Ленин бросил скулить и озадаченно посмотрел на меня.

— Ваньке Степанову долг отдал, он мне в школе постоянно пирожки с чаем покупал, — промямлил он, размазывая по щекам слезы.

— А мне какое дело, пи-ро-жки, ты меня заложил бабке, вот и отдавай мой рубль, мне домой ехать не на что, — зло талдычил я Ленину.

— Тебя бы так секли, и ты б заложил! — виновато отбрехивался он.

— А меня тоже пороли, и все по твоей милости, — окрысился я на Володьку и опять кулаком пхнул его в бок.

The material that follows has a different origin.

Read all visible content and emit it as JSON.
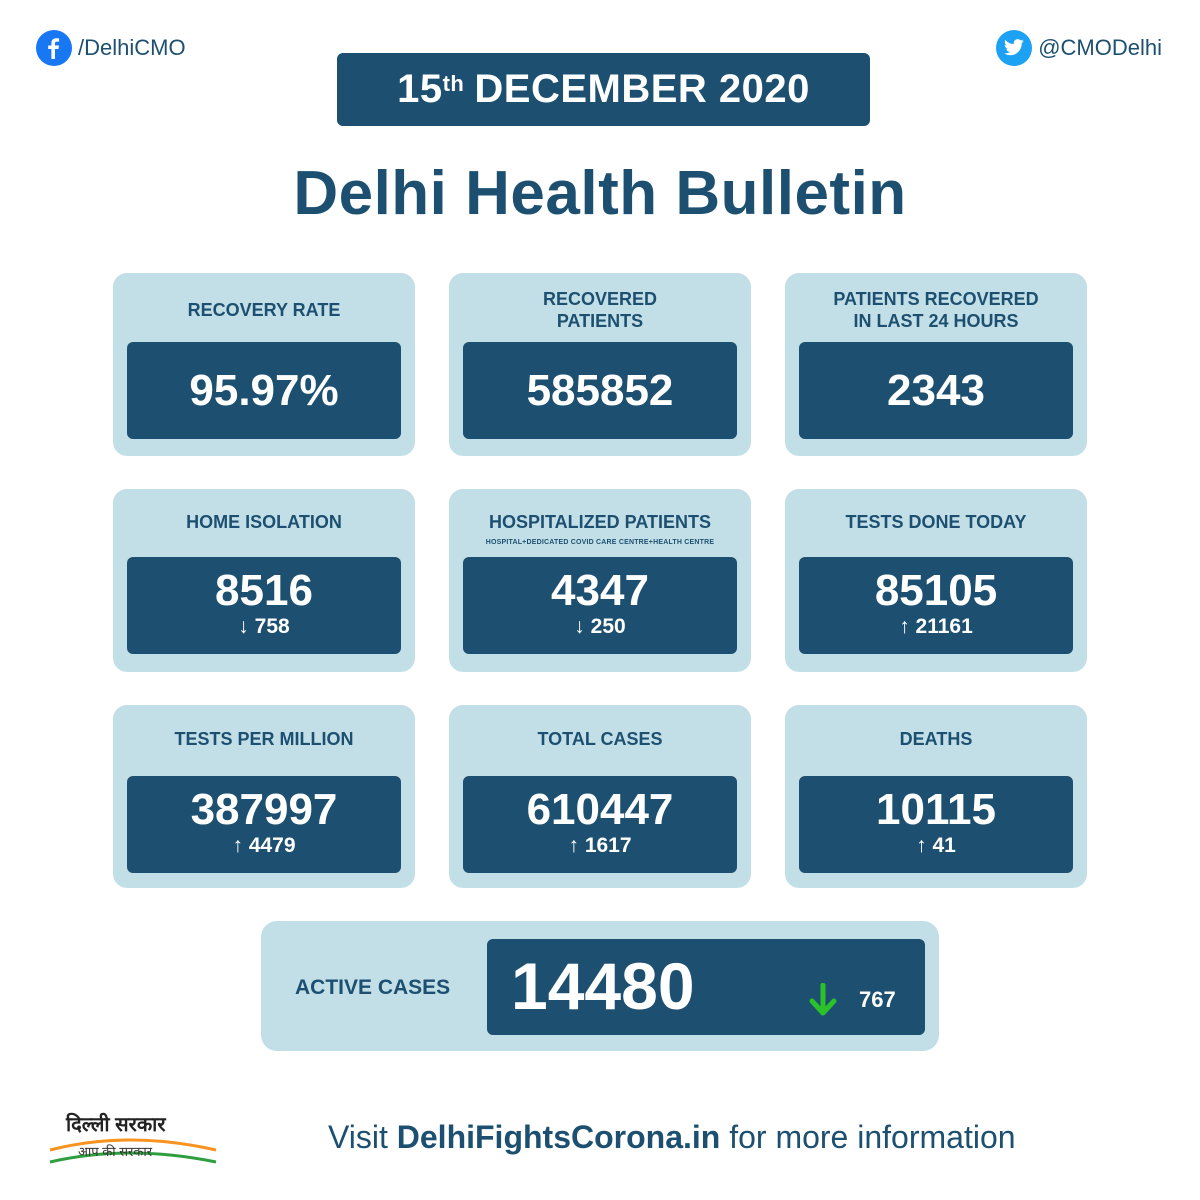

В это время скрипнула дверца и к нам заглянула бабка, подслеповато щурясь, приказала:

— Ступайте, обормоты, поешьте и идитя огород за родником полейте.

Всю недальнюю дорогу до родника мы шли и бранились. Вернее, ругался я. Все доставал Ленина за мой дорожный рупь.

— И когда, скажи пожалуйста, когда ты успел его передать Степанову, когда Ивана я в глаза не видел? — донимал я его.

— Они с Валькой к стаду шли, вот тогда я их и видел, — объяснялся Володька, наступая осторожно на доску, перекинутую через ручей от родника. Соблазн столкнуть его в ручей был настолько силен, что я не сдержался и толкнул его в воду. Я, конечно, не догадывался, что сзади за нами следом не спеша переваливается бабка. Я не догадывался, но почувствовал это сразу, когда Ленин еще не начал верещать от ледяного холода. Бабка так же великодушно оттянула меня лозой, с которой она предусмотрительно шла. Не знаю, что лучше, северный холод родника или африканский жар по всей спине. Думаю, одно другого стоило.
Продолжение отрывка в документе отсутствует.